All websites can be improved. There’s no such thing as a perfect website, and there never will be. Like every other type and facet of design, web design is constantly evolving. What’s popular one year could look old hat the next. What was popular five years ago will probably be obsolete now. You’ll never be truly ‘done’ with designing your website, and you’ll have to keep on changing and updating it for as long as it remains online. The last thing any web designer wants is for their creation to turn up on a humiliating article about the internet’s most outdated websites.

The tricky thing is that not everybody is a gifted web designer, and not everybody can afford to keep paying a professional web designer every time they want some minor adjustments made to their site. Every now and then, you’ll have to make a few amendments of your own, and if you’re not a professional, you run the risk of those amendments looking sloppy and amateurish. It doesn’t have to be that way. So long as you know a few pro-tip shortcuts, you can make changes that do your site more good than harm – and none of them are difficult to implement.

If you’re looking to get your website looking sleek and professional without putting excessive amounts of time or money into it, here are five ‘shortcut’ tips that you need to know about.

Use No More Than Two Fonts

Fonts are important. People can’t hear your voice when you’re writing for an online audience, so your font is what carries your tone. Most people understand that if you write in Comic Sans you’ll make yourself sound like an imbecile no matter how serious your subject matter is, but beyond that, font selection is something that a lot of people struggle with – even professional web designers! For a professional-looking site, go with the type of font you’d use if you were putting together a resume and seeking employment. Use one for headlines and another for body text. You should never need more than two.

Use No More Than Two Colors

Just as it makes sense to use no more than two fonts, you should also be using no more than two colors for the majority of your website. This obviously doesn’t extend to pictures or photographic content, but aside from that, two is all you need. You might occasionally use a third shade for highlighting very important text or making something ‘pop,’ but a two-tone color scheme helps to ensure that your website isn’t garish and remains easy to read and navigate. Make sure your colors don’t clash and don’t forget to check what your pages look like on every possible type of display before hitting the ‘publish’ button. Your colors are part of your branding and should remain consistent across the whole of your site.

Keep Columns Narrow

If you’ve got a lot of content to fit onto a single page, columns are your friend. People are more likely to read text content if it’s arranged into columns than they are to continue scrolling down a page to find out what’s at the bottom of it. That being said, narrow columns work better than wide columns, which sometimes struggle to display correctly on small screens and can make things look untidy. This isn’t just about text. Check out an online slots website and look at the way they arrange all of their UK 2021 casino in columns on their homepage. The idea behind that is the more online slots they can fit on a single page, the more likely they are to attract a casual browser’s attention to at least one of them. That advice is applicable to any product you might be trying to sell. If columns make people more likely to click onto (and spend money on) online slots, they’ll make people more likely to interact with your content, too. Columns are like the filing cabinets of web design; they keep everything neatly in order where it’s supposed to be.

Use Grids For Pictures

Picture placement can be tricky when you’re trying to achieve a uniform look, and even more so when your pictures are all of different sizes and vary between portrait and landscape orientation. You could try resizing some of them to make them fit with the rest, but that inevitably leads to some of your images looking stretched or squashed. The best option is to allow them all to be the size and shape they’re supposed to be, but use a grid to arrange them so they’re level across the top, bottom, and sides. You could have a square in the middle of your page full of differently-sized images, and it would look fine. Let those images loose, though, and you’ll find they either look disorganized or push your text content in directions you’d rather it didn’t go in.

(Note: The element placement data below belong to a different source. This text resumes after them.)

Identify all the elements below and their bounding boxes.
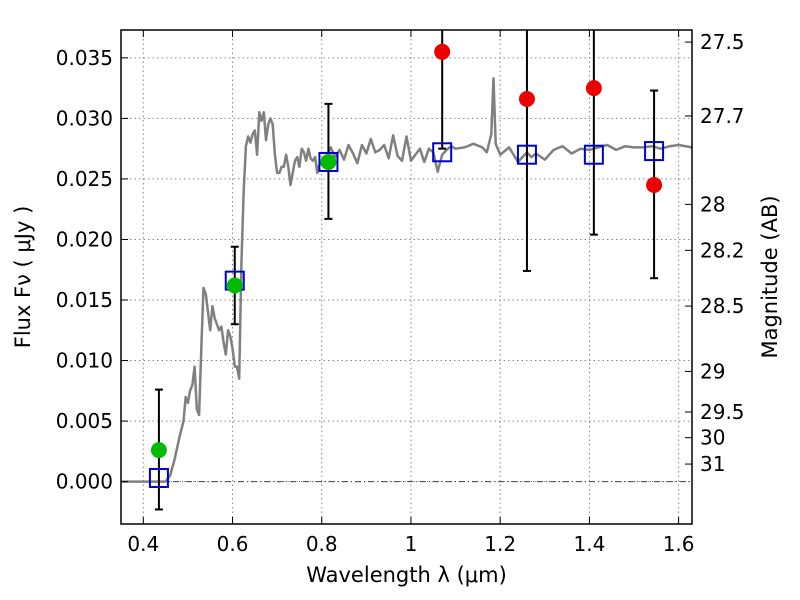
x-tick-label: 0.6	[217, 532, 249, 556]
y-tick-label: 0.010	[56, 349, 113, 373]
magnitude-tick-label: 30	[700, 426, 725, 450]
y-tick-label: 0.005	[56, 409, 113, 433]
green-data-point	[226, 277, 243, 294]
y-tick-label: 0.020	[56, 227, 113, 251]
y-axis-title: Flux Fν ( μJy )	[11, 206, 35, 349]
magnitude-tick-label: 29	[700, 359, 725, 383]
x-axis-ticks: 0.4 0.6 0.8 1 1.2 1.4 1.6	[127, 30, 695, 556]
plot-frame	[120, 29, 693, 525]
green-data-point	[320, 153, 337, 170]
model-square-marker	[516, 144, 537, 165]
template-spectrum-line	[121, 77, 693, 483]
errorbar-layer	[154, 30, 659, 511]
magnitude-tick-label: 28.2	[700, 238, 745, 262]
marker-layer	[148, 43, 665, 488]
y-tick-label: 0.025	[56, 167, 113, 191]
magnitude-tick-label: 27.7	[700, 104, 745, 128]
model-square-marker	[583, 144, 604, 165]
magnitude-tick-label: 29.5	[700, 400, 745, 424]
y-axis-ticks: 0.000 0.005 0.010 0.015 0.020 0.025 0.030 0.035	[56, 46, 128, 494]
x-tick-label: 0.8	[306, 532, 338, 556]
model-square-marker	[432, 142, 453, 163]
model-square-marker	[644, 141, 665, 162]
x-axis-title: Wavelength λ (μm)	[306, 563, 507, 587]
grid	[121, 30, 692, 524]
green-data-point	[150, 442, 167, 459]
y-tick-label: 0.035	[56, 46, 113, 70]
magnitude-tick-label: 28.5	[700, 294, 745, 318]
magnitude-tick-label: 31	[700, 452, 725, 476]
template-spectrum-layer	[121, 77, 693, 483]
x-tick-label: 1.4	[573, 532, 605, 556]
magnitude-tick-label: 28	[700, 192, 725, 216]
x-tick-label: 0.4	[127, 532, 159, 556]
model-square-marker	[318, 151, 339, 172]
y-tick-label: 0.030	[56, 106, 113, 130]
red-data-point	[646, 176, 663, 193]
magnitude-tick-label: 27.5	[700, 30, 745, 54]
model-square-marker	[148, 467, 169, 488]
red-data-point	[518, 91, 535, 108]
y-tick-label: 0.015	[56, 288, 113, 312]
red-data-point	[585, 80, 602, 97]
magnitude-axis-title: Magnitude (AB)	[758, 195, 782, 358]
y-tick-label: 0.000	[56, 470, 113, 494]
x-tick-label: 1.2	[484, 532, 516, 556]
x-tick-label: 1.6	[663, 532, 695, 556]
red-data-point	[434, 43, 451, 60]
x-tick-label: 1	[405, 532, 418, 556]
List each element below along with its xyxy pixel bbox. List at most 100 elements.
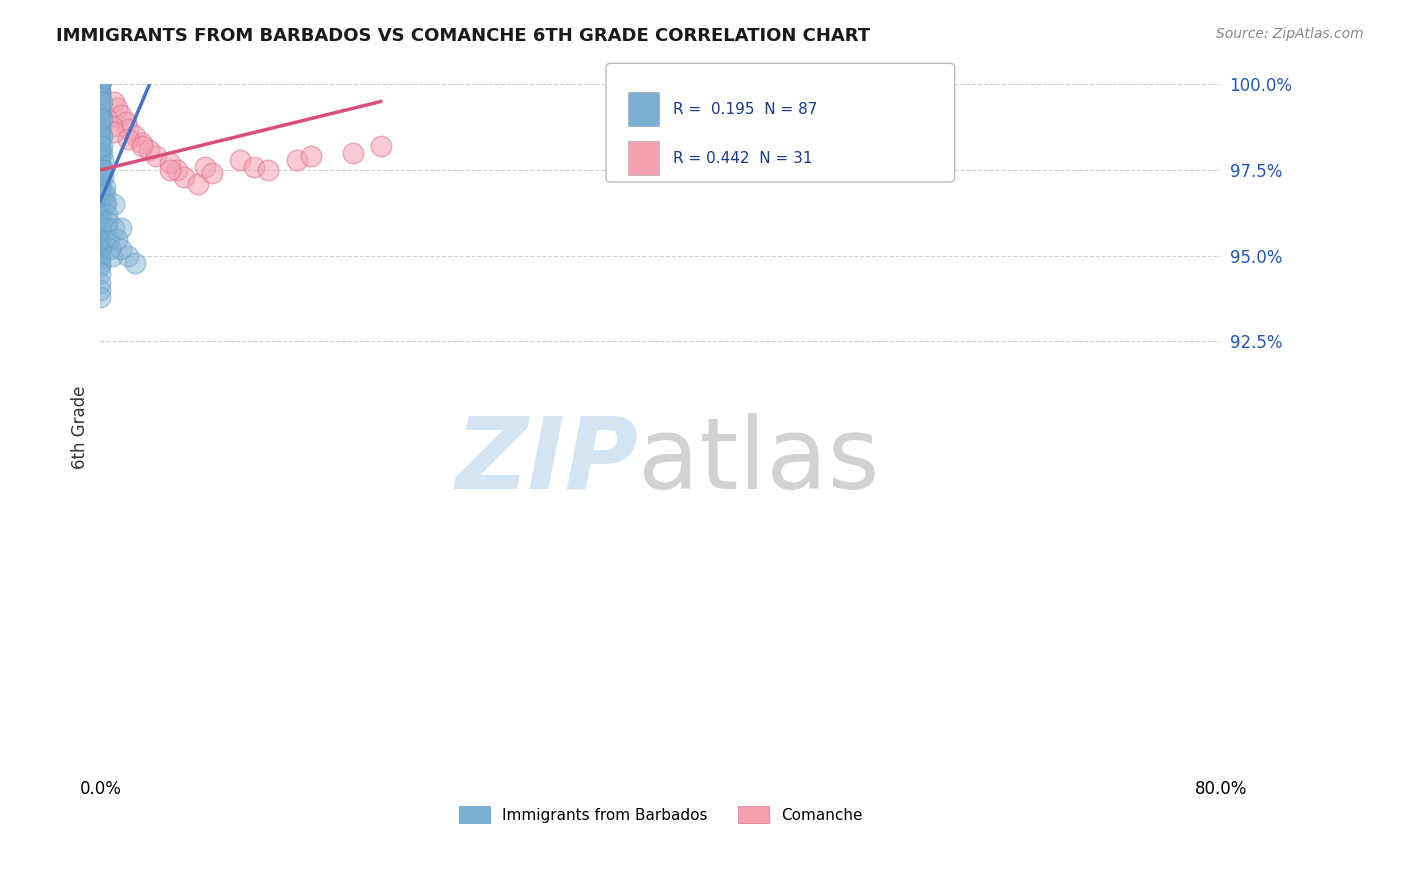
Point <box>89 108 111 122</box>
Point <box>89 173 111 187</box>
Point <box>131 139 153 153</box>
Text: R = 0.442  N = 31: R = 0.442 N = 31 <box>673 151 813 166</box>
Point <box>103 197 125 211</box>
Point <box>89 221 111 235</box>
Point <box>89 102 111 116</box>
Point <box>89 160 111 174</box>
Point <box>89 208 111 222</box>
Point <box>89 128 111 143</box>
Point <box>89 197 111 211</box>
Point <box>159 163 181 178</box>
Point <box>89 153 111 167</box>
Point <box>93 187 115 202</box>
Point <box>131 136 153 150</box>
Point <box>89 266 111 280</box>
Point <box>89 84 111 98</box>
Point <box>89 180 111 194</box>
Point <box>100 249 122 263</box>
Point <box>299 149 322 163</box>
Point <box>96 112 118 126</box>
Point <box>89 78 111 92</box>
Point <box>114 115 136 129</box>
Point <box>89 78 111 92</box>
Point <box>89 122 111 136</box>
Point <box>89 91 111 105</box>
Point <box>173 169 195 184</box>
Point <box>89 252 111 266</box>
Point <box>89 245 111 260</box>
Point <box>89 249 111 263</box>
Point <box>89 119 111 133</box>
Point <box>89 78 111 92</box>
Point <box>89 242 111 256</box>
Point <box>243 160 266 174</box>
Point <box>91 163 114 178</box>
Point <box>96 208 118 222</box>
Text: Source: ZipAtlas.com: Source: ZipAtlas.com <box>1216 27 1364 41</box>
Point <box>94 197 117 211</box>
Point <box>96 214 118 228</box>
Point <box>89 84 111 98</box>
Point <box>110 108 132 122</box>
Point <box>89 201 111 215</box>
Point <box>105 102 128 116</box>
Point <box>103 95 125 109</box>
Point <box>117 249 139 263</box>
Point <box>89 283 111 297</box>
Text: ZIP: ZIP <box>456 413 638 509</box>
Point <box>285 153 308 167</box>
Point <box>89 163 111 178</box>
Point <box>89 104 111 119</box>
Point <box>89 139 111 153</box>
Point <box>96 221 118 235</box>
Point <box>89 184 111 198</box>
Point <box>91 187 114 202</box>
Point <box>90 112 112 126</box>
Point <box>89 149 111 163</box>
Point <box>117 122 139 136</box>
Point <box>90 145 112 160</box>
Point <box>187 177 209 191</box>
Point <box>89 187 111 202</box>
Point <box>89 204 111 219</box>
Point <box>110 221 132 235</box>
Point <box>89 125 111 139</box>
Point <box>91 169 114 184</box>
Point <box>89 235 111 249</box>
Point <box>145 149 167 163</box>
Point <box>103 125 125 139</box>
Point <box>89 194 111 208</box>
Point <box>89 169 111 184</box>
Point <box>166 163 188 178</box>
Point <box>89 276 111 290</box>
Point <box>342 145 364 160</box>
Point <box>89 259 111 273</box>
Point <box>89 95 111 109</box>
Point <box>159 156 181 170</box>
Point <box>194 160 217 174</box>
Point <box>89 112 111 126</box>
Text: atlas: atlas <box>638 413 880 509</box>
Point <box>229 153 252 167</box>
Point <box>89 156 111 170</box>
Point <box>89 143 111 157</box>
Point <box>93 197 115 211</box>
Point <box>89 225 111 239</box>
Point <box>89 145 111 160</box>
Point <box>90 163 112 178</box>
Legend: Immigrants from Barbados, Comanche: Immigrants from Barbados, Comanche <box>460 805 862 823</box>
Point <box>93 180 115 194</box>
Point <box>89 87 111 102</box>
Text: IMMIGRANTS FROM BARBADOS VS COMANCHE 6TH GRADE CORRELATION CHART: IMMIGRANTS FROM BARBADOS VS COMANCHE 6TH… <box>56 27 870 45</box>
Point <box>89 132 111 146</box>
Point <box>100 119 122 133</box>
Point <box>89 238 111 252</box>
Point <box>103 221 125 235</box>
Point <box>97 231 120 245</box>
Point <box>89 78 111 92</box>
Point <box>89 177 111 191</box>
Point <box>105 231 128 245</box>
Point <box>138 143 160 157</box>
Point <box>370 139 392 153</box>
Point <box>89 228 111 243</box>
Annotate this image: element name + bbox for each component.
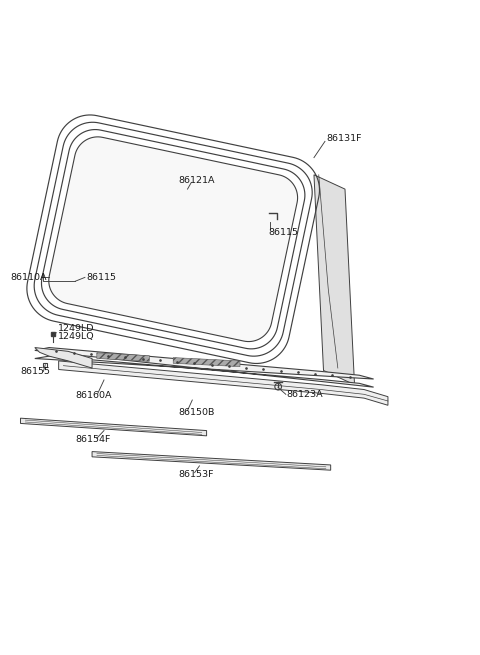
Text: 86131F: 86131F <box>326 134 361 143</box>
Polygon shape <box>59 361 388 405</box>
Text: 86160A: 86160A <box>75 391 112 400</box>
Text: 86154F: 86154F <box>75 435 111 444</box>
Text: 86150B: 86150B <box>178 408 215 417</box>
Polygon shape <box>97 353 149 362</box>
Text: 86115: 86115 <box>269 227 299 236</box>
Polygon shape <box>35 348 373 387</box>
Polygon shape <box>35 348 92 368</box>
Text: 86110A: 86110A <box>10 273 47 282</box>
Polygon shape <box>314 175 355 384</box>
Text: 86153F: 86153F <box>178 470 214 479</box>
Text: 86123A: 86123A <box>287 390 324 399</box>
Text: 86155: 86155 <box>21 367 50 376</box>
Polygon shape <box>92 451 331 470</box>
Polygon shape <box>21 418 206 436</box>
Polygon shape <box>173 358 240 367</box>
Text: 86121A: 86121A <box>178 176 215 185</box>
Polygon shape <box>49 137 298 341</box>
Text: 1249LD: 1249LD <box>58 324 94 333</box>
Polygon shape <box>27 115 320 364</box>
Text: 86115: 86115 <box>86 273 116 282</box>
Text: 1249LQ: 1249LQ <box>58 332 95 341</box>
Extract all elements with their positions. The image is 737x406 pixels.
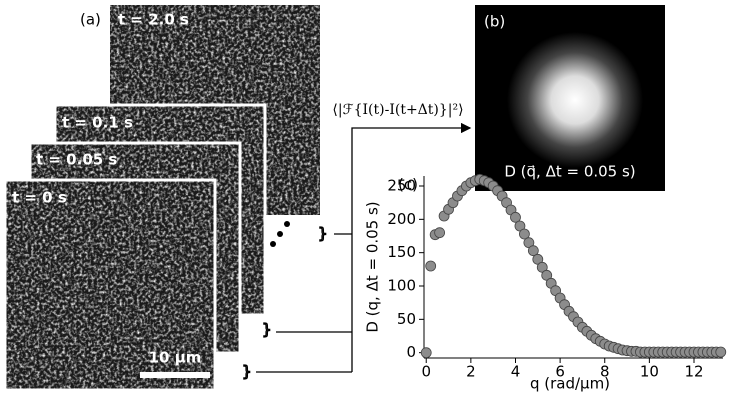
brace: } (262, 321, 272, 339)
point (527, 245, 539, 257)
panel-label: (a) (80, 11, 101, 29)
point (715, 346, 727, 358)
x-axis-label: q (rad/μm) (530, 375, 610, 393)
y-tick-label: 250 (387, 177, 416, 195)
brace: } (318, 225, 328, 243)
x-tick-label: 8 (600, 363, 610, 381)
y-tick-label: 0 (406, 343, 416, 361)
point (434, 227, 446, 239)
point (519, 228, 530, 240)
x-tick-label: 0 (421, 363, 431, 381)
x-tick-label: 2 (466, 363, 476, 381)
arrow-label: ⟨|ℱ{I(t)-I(t+Δt)}|²⟩ (332, 102, 463, 118)
ellipsis (270, 221, 290, 247)
x-tick-label: 10 (640, 363, 659, 381)
brace: } (242, 363, 252, 381)
connectors: } } } (241, 128, 470, 381)
frame-label: t = 0 s (12, 189, 67, 207)
point (420, 347, 432, 359)
y-tick-label: 200 (387, 210, 416, 228)
panel-caption: D (q⃗, Δt = 0.05 s) (504, 163, 635, 181)
frame-stack: t = 2.0 s t = 0.1 s t = 0.05 s t = 0 s 1… (3, 5, 320, 392)
x-tick-label: 12 (684, 363, 703, 381)
x-tick-label: 6 (555, 363, 565, 381)
panel-label: (c) (398, 176, 418, 194)
y-axis-label: D (q, Δt = 0.05 s) (364, 201, 382, 332)
point (425, 260, 437, 272)
panel-label: (b) (484, 13, 505, 31)
scale-label: 10 μm (149, 349, 202, 367)
x-tick-label: 4 (511, 363, 521, 381)
point (510, 211, 521, 223)
frame-label: t = 2.0 s (118, 11, 189, 29)
frame-label: t = 0.1 s (62, 114, 133, 132)
frame-label: t = 0.05 s (36, 151, 117, 169)
y-tick-label: 100 (387, 277, 416, 295)
y-tick-label: 50 (397, 310, 416, 328)
y-tick-label: 150 (387, 243, 416, 261)
fourier-glow (507, 32, 643, 168)
frame (3, 178, 217, 392)
scale-bar (140, 372, 210, 378)
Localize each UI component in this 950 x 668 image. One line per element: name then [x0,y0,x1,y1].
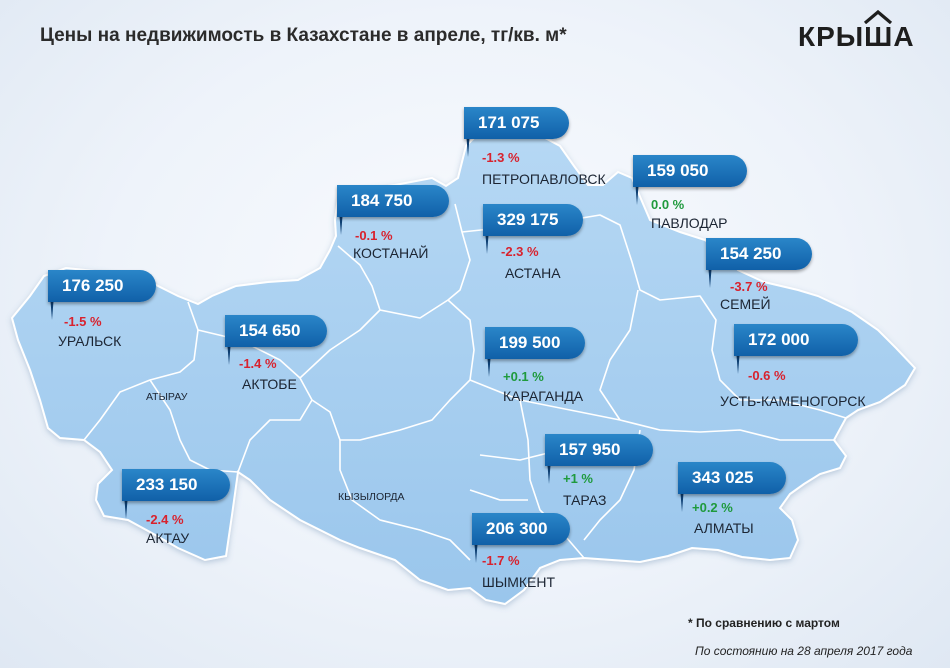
krysha-logo: КРЫША [798,10,924,52]
city-label-atyrau: АТЫРАУ [146,391,188,403]
city-name: КАРАГАНДА [503,388,584,404]
price-change: 0.0 % [651,197,685,212]
city-label-kyzylorda: КЫЗЫЛОРДА [338,491,405,503]
city-marker-almaty: 343 025 +0.2 % АЛМАТЫ [678,462,786,536]
price-tag: 199 500 [485,327,585,359]
city-name: АЛМАТЫ [694,520,754,536]
city-marker-ust-kamenogorsk: 172 000 -0.6 % УСТЬ-КАМЕНОГОРСК [720,324,866,409]
price-change: -0.1 % [355,228,393,243]
city-marker-pavlodar: 159 050 0.0 % ПАВЛОДАР [633,155,747,231]
price-tag: 154 650 [225,315,327,347]
price-change: -2.3 % [501,244,539,259]
city-marker-semey: 154 250 -3.7 % СЕМЕЙ [706,238,812,312]
price-change: -1.5 % [64,314,102,329]
city-name: АКТАУ [146,530,190,546]
city-marker-kostanay: 184 750 -0.1 % КОСТАНАЙ [337,185,449,261]
price-tag: 184 750 [337,185,449,217]
city-name: ПАВЛОДАР [651,215,728,231]
map-title: Цены на недвижимость в Казахстане в апре… [40,25,567,46]
price-change: +0.1 % [503,369,544,384]
city-name: АСТАНА [505,265,561,281]
city-name: УСТЬ-КАМЕНОГОРСК [720,393,866,409]
city-marker-aktau: 233 150 -2.4 % АКТАУ [122,469,230,546]
city-marker-astana: 329 175 -2.3 % АСТАНА [483,204,583,281]
price-change: -0.6 % [748,368,786,383]
price-tag: 343 025 [678,462,786,494]
price-change: -1.3 % [482,150,520,165]
price-tag: 329 175 [483,204,583,236]
price-change: -1.7 % [482,553,520,568]
price-tag: 206 300 [472,513,570,545]
price-change: -1.4 % [239,356,277,371]
city-marker-aktobe: 154 650 -1.4 % АКТОБЕ [225,315,327,392]
price-tag: 176 250 [48,270,156,302]
footnote: * По сравнению с мартом [688,616,840,630]
price-change: -2.4 % [146,512,184,527]
price-tag: 154 250 [706,238,812,270]
city-name: КОСТАНАЙ [353,245,429,261]
city-marker-petropavlovsk: 171 075 -1.3 % ПЕТРОПАВЛОВСК [464,107,606,187]
price-tag: 233 150 [122,469,230,501]
price-change: -3.7 % [730,279,768,294]
price-tag: 172 000 [734,324,858,356]
city-name: УРАЛЬСК [58,333,122,349]
price-tag: 157 950 [545,434,653,466]
price-tag: 159 050 [633,155,747,187]
price-tag: 171 075 [464,107,569,139]
city-name: ТАРАЗ [563,492,607,508]
logo-text: КРЫША [798,21,915,52]
city-marker-taraz: 157 950 +1 % ТАРАЗ [545,434,653,508]
price-change: +1 % [563,471,593,486]
city-name: ПЕТРОПАВЛОВСК [482,171,606,187]
city-marker-shymkent: 206 300 -1.7 % ШЫМКЕНТ [472,513,570,590]
city-marker-karaganda: 199 500 +0.1 % КАРАГАНДА [485,327,585,404]
city-name: ШЫМКЕНТ [482,574,556,590]
city-name: СЕМЕЙ [720,296,771,312]
price-change: +0.2 % [692,500,733,515]
city-name: АКТОБЕ [242,376,297,392]
house-roof-icon [864,10,892,24]
date-note: По состоянию на 28 апреля 2017 года [695,644,913,658]
city-marker-uralsk: 176 250 -1.5 % УРАЛЬСК [48,270,156,349]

If In Doubt, Use White Space

Just because space exists on your pages doesn’t mean you have to find a way to fill it. All of us have felt the temptation to put in one more picture or to write more text content because a page looks too sparse, but in practice, there’s nothing wrong with white space so long as it’s used properly. That means spacing it out intelligently. Distribute all of your content equally across your page, make sure there’s white space around every element, and then be content to leave it once it’s done. White space makes your page look less cluttered and also helps your visitors to see where everything is at a glance. Don’t forget that ‘white space’ doesn’t have to be white, though. It can also be dark space, and so you should also have a dark mode. It’s the way of the future for website design!

If all else fails, don’t be afraid to ‘borrow’ inspiration from elsewhere. Taking entire templates from another website (unless it’s made clear that you can) isn’t acceptable, but taking elements of someone else’s design and putting your own stamp on it is what all designers do, so there’s no reason not to do it yourself. Anyone can have a great looking website, and so will you if you follow the advice in this article!